This paper introduces MFRNet for multi-modal object re-identification. This approach addresses two core issues: insufficient pixel-level feature interaction and difficulty balancing between shared and specific modality features. The proposed Feature Fusion Module (FFM) fosters fine-grained cross-modal interaction, while the Feature Representation Module (FRM) efficiently merges modality-shared and modality-specific representations in a unified network. Experiments on three public datasets show that MFRNet significantly improves both accuracy and efficiency, with minimal computational overhead.

给作者的问题

Given that prior works such as TOP-ReID [1], EDITOR [2], and RSCNet [3] both use an ImageNet-based ViT as the backbone, while MFRNet adopts a CLIP-based ViT, I am curious about MFRNet’s performance when using an ImageNet-based ViT.
Some details of the testing phase are not entirely clear. In Table 3, I would like to know how the FFM work in the absence of certain modalities.
Some captions lack some details. What do ‘RE’ and ‘GE’ mean in Figure 2?

[1] "Top-reid: Multi-spectral object re-identification with token permutation." AAAI 2024.

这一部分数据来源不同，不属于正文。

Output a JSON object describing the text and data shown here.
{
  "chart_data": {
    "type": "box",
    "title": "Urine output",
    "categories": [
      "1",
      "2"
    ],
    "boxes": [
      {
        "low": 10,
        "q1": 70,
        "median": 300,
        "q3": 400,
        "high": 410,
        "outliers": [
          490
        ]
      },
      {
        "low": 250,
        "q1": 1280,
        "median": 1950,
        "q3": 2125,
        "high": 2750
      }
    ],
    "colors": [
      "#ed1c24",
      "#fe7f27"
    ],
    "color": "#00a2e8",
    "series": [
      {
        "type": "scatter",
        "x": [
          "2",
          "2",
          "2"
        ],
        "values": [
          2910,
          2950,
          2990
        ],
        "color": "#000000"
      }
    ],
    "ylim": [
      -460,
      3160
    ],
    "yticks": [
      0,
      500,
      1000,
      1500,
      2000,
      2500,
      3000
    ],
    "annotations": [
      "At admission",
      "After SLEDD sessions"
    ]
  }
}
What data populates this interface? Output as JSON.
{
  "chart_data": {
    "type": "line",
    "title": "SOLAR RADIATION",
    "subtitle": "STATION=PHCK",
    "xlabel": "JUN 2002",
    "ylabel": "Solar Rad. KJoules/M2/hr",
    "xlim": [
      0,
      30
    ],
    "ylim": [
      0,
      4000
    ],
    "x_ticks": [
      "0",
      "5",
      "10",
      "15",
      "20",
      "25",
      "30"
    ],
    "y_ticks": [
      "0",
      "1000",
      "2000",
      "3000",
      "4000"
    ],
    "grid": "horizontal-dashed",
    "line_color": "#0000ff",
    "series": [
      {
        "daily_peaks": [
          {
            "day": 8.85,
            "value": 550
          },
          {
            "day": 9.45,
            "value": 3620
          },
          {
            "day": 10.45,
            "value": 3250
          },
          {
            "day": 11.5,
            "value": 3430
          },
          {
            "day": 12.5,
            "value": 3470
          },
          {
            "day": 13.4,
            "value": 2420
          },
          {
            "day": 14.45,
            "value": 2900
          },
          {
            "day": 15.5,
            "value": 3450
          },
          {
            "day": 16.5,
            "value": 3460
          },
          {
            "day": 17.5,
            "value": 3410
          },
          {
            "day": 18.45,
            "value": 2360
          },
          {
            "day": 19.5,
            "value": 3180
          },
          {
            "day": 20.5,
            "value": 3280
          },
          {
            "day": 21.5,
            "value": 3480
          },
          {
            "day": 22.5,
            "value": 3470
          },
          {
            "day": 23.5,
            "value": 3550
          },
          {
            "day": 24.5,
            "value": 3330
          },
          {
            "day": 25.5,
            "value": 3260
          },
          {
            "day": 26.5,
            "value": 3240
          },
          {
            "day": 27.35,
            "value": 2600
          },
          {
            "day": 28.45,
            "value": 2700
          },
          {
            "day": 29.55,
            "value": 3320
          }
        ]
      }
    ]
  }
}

[2] "Magic tokens: Select diverse tokens for multi-modal object re-identification." CVPR 2024

[3] "Representation Selective Coupling via Token Sparsification for Multi-Spectral Object Re-Identification." IEEE Transactions on CSVT (2024).

论据与证据

This work‘s claims are intuitive, convincing, and supported by its experiments.

方法与评估标准

It looks well. These two limitations addressed in this topic are reasonable, the introduction of FFM and FRM is suitable for this task.

理论论述

I have reviewed the methodology and corresponding equations in this work, and they appear to be both reliable and reasonable. However, Figure 2 may be misleading. Specifically, in Section 3.1, the description of the FFM states that transformations for all three modalities occur simultaneously. Yet, Figure 2 only illustrates interactions involving the RGB image, which may not fully represent the fusion process.

实验设计与分析

The experimental design of the paper is comprehensive. In addition to the ablation studies on FFM and FRM, the paper also provides a detailed discussion of relevant hyperparameters, making the overall experiments convincing.

补充材料

The authors did not submit any supplementary materials.

与现有文献的关系

Adapting to multi-modal data using MoE is an appropriate approach and is widely employed in current Multimodal Large Language Models. This work integrates this technique into the task of multi-modal object re-identification. Therefore, the impact of this paper is moderate, but it provides some valuable insights into methods in this field.

遗漏的重要参考文献

The necessary references have been discussed, but the related work section is somewhat lengthy. It would be better to condense it.

其他优缺点

Strengths：

The proposed framework is well-structured, with clearly defined motivations and a logically designed modular architecture. The integration of Feature Fusion Module (FFM) and Feature Representation Module (FRM) effectively enhances feature interaction and representation learning, addressing key challenges in multi-modal object re-identification.
The performance of this work is quite strong, achieving a significant improvement over the previous state-of-the-art.

Weaknesses:

The captions lack some details. What do ‘RE’ and ‘GE’ mean in Figure 2?
Eq.12 and Eq.13 is not alignment.

其他意见或建议

I have no more comments, please check the aforementioned parts.

作者回复

2025-03-31

Q1: Specifically, in Section 3.1, the description of the FFM states that transformations for all three modalities occur simultaneously. Yet, Figure 2 only illustrates interactions involving the RGB image, which may not fully represent the fusion process.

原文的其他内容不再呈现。